Here's the paint colors for anyone who's interested:

Entire Model:
-Primed w/ Krylon white primer

-Based w/ Formula P3 Hammerfall Khaki
-Built up w/ Citadel Bleached Bone
-Highlighted w/ Citadel Skull White

-Based w/ Citadel Foundation Series Mordian Blue
-Highlighted w/ Rackham Color Wizard Blue

-Based w/ Citadel Snakebite Leather
-Washed w/ Citadel Devlan Mud wash

Silver Metals:
-Based w/ Citadel Scorched Brown
-Built up w/ Citadel Boltgun Metal
-Washed w/ Citadel Badad Black wash
-Drybrushed w/ Citadel Mithril Silver

Gold Metals:
-Based w/ Citadel Scorched Brown
-Built up w/ Citadel Shining Gold
-Washed w/ Citadel Gryphonne Sepia wash
-Drybrushed w/ Citadel Mithril Silver

Shell Casings:
-Based w/ Vallejo Model Color Brass
-Washed w/ Citadel Gryphonne Sepia wash

-Based w/ Citadel Chaos Black
-Highlighted w/ a 50/50 mix of Citadel Foundation Adeptus Battlegray & Skull White

-Based w/ Citadel Scorched Brown
-Built up w/ Citadel Dark Flesh
-Built up w/ Citadel Elf Flesh
-Washed w/ Citadel Baal Red wash
-Drybrushed w/ Citadel Elf Flesh

Based w/ Citadel Chaos Black / drybrushed w/ Citadel Foundation Adeptus Battlegray
Based w/ Citadel Bestial Brown
Based w/ a 50/50 mix of Citadel Bestial Brown & Sunburst Yellow

Eye lens:
-Based w/ Citadel Blood Red

Pistol Scope:
-Based w/ Citadel Scorpion Green
-Hightlight blended w/ 50/50 mix of Citadel Scorpion Green & Skull White
-Flare highlight w/ Citadel Skull white

Entire model will be sealed w/Krylon #1311 Matte Finish.


  1. To avoid the cross-eyed look try having the model looking far to the left or the right.

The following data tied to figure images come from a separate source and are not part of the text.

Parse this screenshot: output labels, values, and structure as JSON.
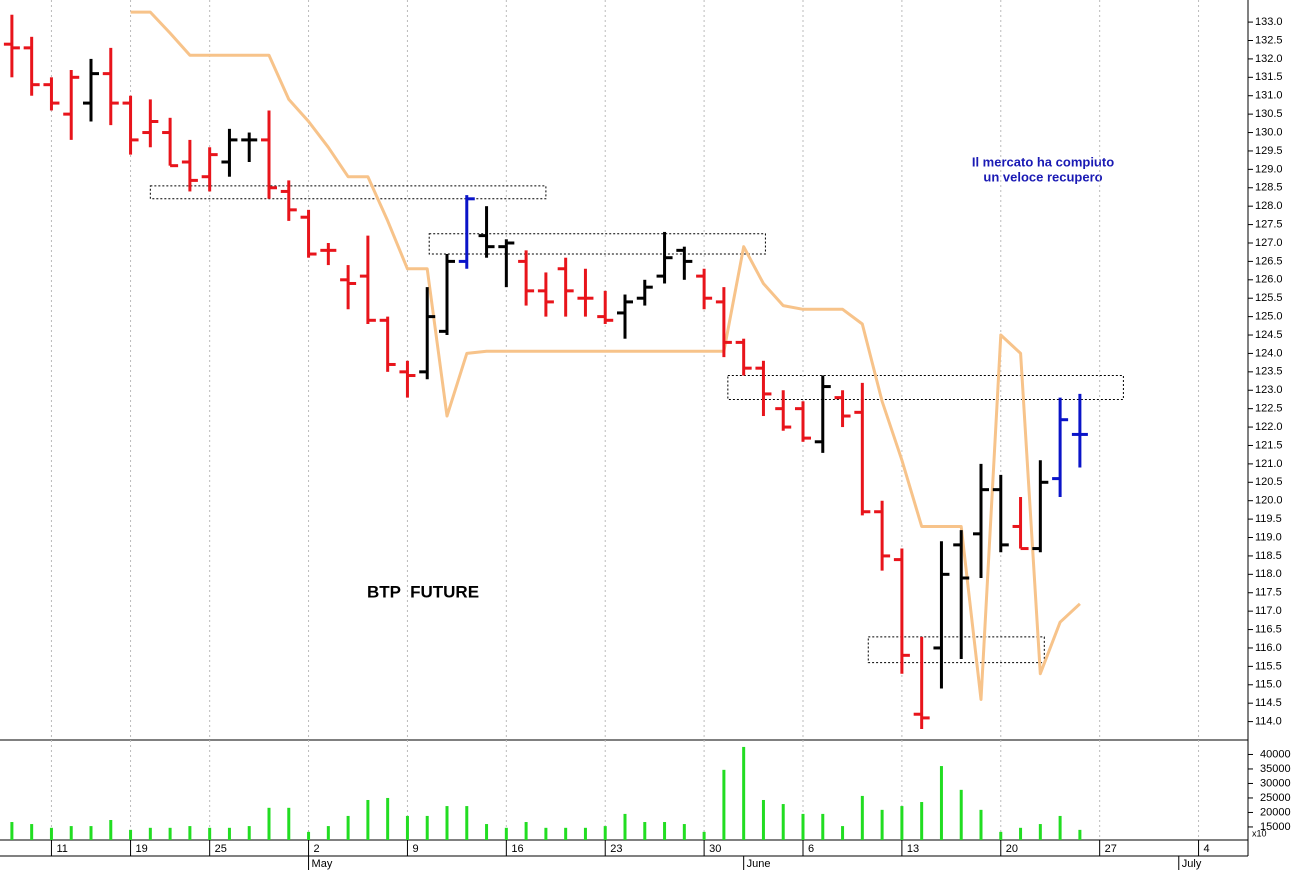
{
  "chart_data": {
    "type": "ohlc",
    "categories": [
      null,
      null,
      "11",
      null,
      null,
      null,
      "19",
      null,
      null,
      null,
      "25",
      null,
      null,
      null,
      null,
      "2",
      null,
      null,
      null,
      null,
      "9",
      null,
      null,
      null,
      null,
      "16",
      null,
      null,
      null,
      null,
      "23",
      null,
      null,
      null,
      null,
      "30",
      null,
      null,
      null,
      null,
      "6",
      null,
      null,
      null,
      null,
      "13",
      null,
      null,
      null,
      null,
      "20",
      null,
      null,
      null,
      null,
      "27",
      null,
      null,
      null,
      null,
      "4",
      null,
      null
    ],
    "month_categories": [
      null,
      null,
      null,
      null,
      null,
      null,
      null,
      null,
      null,
      null,
      null,
      null,
      null,
      null,
      null,
      "May",
      null,
      null,
      null,
      null,
      null,
      null,
      null,
      null,
      null,
      null,
      null,
      null,
      null,
      null,
      null,
      null,
      null,
      null,
      null,
      null,
      null,
      "June",
      null,
      null,
      null,
      null,
      null,
      null,
      null,
      null,
      null,
      null,
      null,
      null,
      null,
      null,
      null,
      null,
      null,
      null,
      null,
      null,
      null,
      "July",
      null,
      null,
      null
    ],
    "open": [
      132.4,
      132.3,
      131.3,
      130.5,
      130.8,
      131.6,
      130.8,
      130.0,
      130.0,
      129.2,
      128.8,
      129.2,
      129.8,
      129.8,
      128.4,
      127.7,
      126.8,
      126.0,
      126.1,
      124.9,
      123.5,
      123.5,
      124.6,
      126.5,
      127.2,
      126.9,
      126.5,
      125.7,
      126.3,
      125.5,
      125.0,
      125.1,
      125.5,
      126.1,
      126.8,
      126.1,
      125.4,
      124.3,
      123.6,
      122.5,
      122.5,
      121.6,
      122.8,
      122.4,
      119.7,
      118.4,
      114.2,
      116.0,
      118.8,
      119.1,
      120.3,
      119.3,
      118.7,
      120.6,
      121.8,
      null,
      null,
      null,
      null,
      null,
      null,
      null,
      null
    ],
    "high": [
      133.2,
      132.6,
      131.5,
      131.7,
      132.0,
      132.3,
      131.0,
      130.9,
      130.4,
      129.8,
      129.6,
      130.1,
      130.0,
      130.6,
      128.7,
      127.9,
      127.0,
      126.4,
      127.2,
      125.0,
      123.8,
      125.8,
      126.7,
      128.3,
      128.0,
      127.1,
      126.8,
      126.2,
      126.6,
      126.3,
      125.7,
      125.6,
      126.0,
      127.3,
      126.9,
      126.3,
      125.8,
      124.4,
      123.8,
      123.0,
      122.7,
      123.4,
      123.0,
      123.2,
      120.0,
      118.7,
      116.3,
      118.9,
      119.2,
      121.0,
      120.7,
      120.1,
      121.1,
      122.8,
      122.9,
      null,
      null,
      null,
      null,
      null,
      null,
      null,
      null
    ],
    "low": [
      131.5,
      131.0,
      130.6,
      129.8,
      130.3,
      130.2,
      129.4,
      129.6,
      129.1,
      128.4,
      128.4,
      128.8,
      129.2,
      128.2,
      127.6,
      126.6,
      126.4,
      125.2,
      124.8,
      123.5,
      122.8,
      123.3,
      124.5,
      126.3,
      126.6,
      125.8,
      125.3,
      125.0,
      125.0,
      125.0,
      124.8,
      124.4,
      125.3,
      125.9,
      126.0,
      125.2,
      123.9,
      123.4,
      122.3,
      121.9,
      121.6,
      121.3,
      122.0,
      119.6,
      118.1,
      115.3,
      113.8,
      114.9,
      115.7,
      117.9,
      118.6,
      118.7,
      118.6,
      120.1,
      120.9,
      null,
      null,
      null,
      null,
      null,
      null,
      null,
      null
    ],
    "close": [
      132.3,
      131.3,
      130.8,
      131.5,
      131.6,
      130.8,
      129.8,
      130.3,
      129.1,
      128.7,
      129.4,
      129.8,
      129.8,
      128.5,
      127.9,
      126.7,
      126.8,
      125.9,
      124.9,
      123.7,
      123.4,
      125.0,
      126.5,
      128.2,
      126.9,
      127.0,
      125.7,
      125.4,
      125.7,
      125.5,
      124.9,
      125.4,
      125.8,
      126.6,
      126.5,
      125.5,
      124.3,
      123.6,
      122.9,
      122.0,
      121.7,
      123.1,
      122.3,
      119.7,
      118.5,
      115.8,
      114.1,
      118.0,
      117.9,
      120.3,
      118.8,
      118.7,
      120.5,
      122.2,
      121.8,
      null,
      null,
      null,
      null,
      null,
      null,
      null,
      null
    ],
    "bar_colors": [
      "#e8141b",
      "#e8141b",
      "#e8141b",
      "#e8141b",
      "#000000",
      "#e8141b",
      "#e8141b",
      "#e8141b",
      "#e8141b",
      "#e8141b",
      "#e8141b",
      "#000000",
      "#000000",
      "#e8141b",
      "#e8141b",
      "#e8141b",
      "#e8141b",
      "#e8141b",
      "#e8141b",
      "#e8141b",
      "#e8141b",
      "#000000",
      "#000000",
      "#0a14c8",
      "#000000",
      "#000000",
      "#e8141b",
      "#e8141b",
      "#e8141b",
      "#e8141b",
      "#e8141b",
      "#000000",
      "#000000",
      "#000000",
      "#000000",
      "#e8141b",
      "#e8141b",
      "#e8141b",
      "#e8141b",
      "#e8141b",
      "#e8141b",
      "#000000",
      "#e8141b",
      "#e8141b",
      "#e8141b",
      "#e8141b",
      "#e8141b",
      "#000000",
      "#000000",
      "#000000",
      "#000000",
      "#e8141b",
      "#000000",
      "#0a14c8",
      "#0a14c8",
      null,
      null,
      null,
      null,
      null,
      null,
      null,
      null
    ],
    "line": {
      "color": "#f7c38a",
      "values": [
        null,
        null,
        null,
        null,
        null,
        null,
        133.27,
        133.27,
        132.7,
        132.1,
        132.1,
        132.1,
        132.1,
        132.1,
        130.9,
        130.3,
        129.6,
        128.8,
        128.8,
        127.6,
        126.3,
        126.3,
        122.3,
        124.0,
        124.06,
        124.06,
        124.06,
        124.06,
        124.06,
        124.06,
        124.06,
        124.06,
        124.06,
        124.06,
        124.06,
        124.06,
        124.06,
        126.9,
        125.9,
        125.3,
        125.2,
        125.2,
        125.2,
        124.8,
        122.7,
        121.1,
        119.3,
        119.3,
        119.3,
        114.6,
        124.5,
        124.0,
        115.3,
        116.7,
        117.2,
        null,
        null,
        null,
        null,
        null,
        null,
        null,
        null
      ]
    },
    "ylim": [
      113.5,
      133.6
    ],
    "yticks": [
      {
        "value": 114,
        "label": "114.0"
      },
      {
        "value": 114.5,
        "label": "114.5"
      },
      {
        "value": 115,
        "label": "115.0"
      },
      {
        "value": 115.5,
        "label": "115.5"
      },
      {
        "value": 116,
        "label": "116.0"
      },
      {
        "value": 116.5,
        "label": "116.5"
      },
      {
        "value": 117,
        "label": "117.0"
      },
      {
        "value": 117.5,
        "label": "117.5"
      },
      {
        "value": 118,
        "label": "118.0"
      },
      {
        "value": 118.5,
        "label": "118.5"
      },
      {
        "value": 119,
        "label": "119.0"
      },
      {
        "value": 119.5,
        "label": "119.5"
      },
      {
        "value": 120,
        "label": "120.0"
      },
      {
        "value": 120.5,
        "label": "120.5"
      },
      {
        "value": 121,
        "label": "121.0"
      },
      {
        "value": 121.5,
        "label": "121.5"
      },
      {
        "value": 122,
        "label": "122.0"
      },
      {
        "value": 122.5,
        "label": "122.5"
      },
      {
        "value": 123,
        "label": "123.0"
      },
      {
        "value": 123.5,
        "label": "123.5"
      },
      {
        "value": 124,
        "label": "124.0"
      },
      {
        "value": 124.5,
        "label": "124.5"
      },
      {
        "value": 125,
        "label": "125.0"
      },
      {
        "value": 125.5,
        "label": "125.5"
      },
      {
        "value": 126,
        "label": "126.0"
      },
      {
        "value": 126.5,
        "label": "126.5"
      },
      {
        "value": 127,
        "label": "127.0"
      },
      {
        "value": 127.5,
        "label": "127.5"
      },
      {
        "value": 128,
        "label": "128.0"
      },
      {
        "value": 128.5,
        "label": "128.5"
      },
      {
        "value": 129,
        "label": "129.0"
      },
      {
        "value": 129.5,
        "label": "129.5"
      },
      {
        "value": 130,
        "label": "130.0"
      },
      {
        "value": 130.5,
        "label": "130.5"
      },
      {
        "value": 131,
        "label": "131.0"
      },
      {
        "value": 131.5,
        "label": "131.5"
      },
      {
        "value": 132,
        "label": "132.0"
      },
      {
        "value": 132.5,
        "label": "132.5"
      },
      {
        "value": 133,
        "label": "133.0"
      }
    ],
    "grid": "x",
    "zones": [
      {
        "start": 7.0,
        "end": 27.0,
        "top": 128.55,
        "bottom": 128.2
      },
      {
        "start": 21.1,
        "end": 38.1,
        "top": 127.25,
        "bottom": 126.7
      },
      {
        "start": 36.2,
        "end": 56.2,
        "top": 123.4,
        "bottom": 122.75
      },
      {
        "start": 43.3,
        "end": 52.2,
        "top": 116.3,
        "bottom": 115.6
      }
    ],
    "annotation_lines": [
      "Il mercato ha compiuto",
      "un veloce recupero"
    ],
    "label": "BTP  FUTURE",
    "volume": {
      "color": "#22dd22",
      "values": [
        16700,
        16000,
        14700,
        15300,
        15300,
        17400,
        14000,
        14700,
        14700,
        15300,
        14700,
        14700,
        15300,
        21600,
        21600,
        13300,
        15300,
        18800,
        24300,
        25000,
        18800,
        18800,
        22200,
        22200,
        16000,
        14700,
        16700,
        14700,
        14700,
        14700,
        15300,
        19500,
        16700,
        16700,
        16000,
        13300,
        34700,
        42600,
        24300,
        22900,
        19500,
        19500,
        15300,
        25700,
        20900,
        22200,
        23600,
        36000,
        27800,
        20900,
        13300,
        14700,
        16000,
        18800,
        14000,
        null,
        null,
        null,
        null,
        null,
        null,
        null,
        null
      ],
      "ylim": [
        10500,
        44300
      ],
      "yticks": [
        15000,
        20000,
        25000,
        30000,
        35000,
        40000
      ],
      "scale_label": "x10"
    }
  }
}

It's much easier and makes the model look more tense and on edge, which I find to be a really cool look.

  2. David -

    I can see that working well. The model that I said was coming out great initially was looking to the far right, but I thought it was a bit too much and tried to correct it - but I just managed to make it worse. I think it makes for a more dynamic looking pose for the model, too.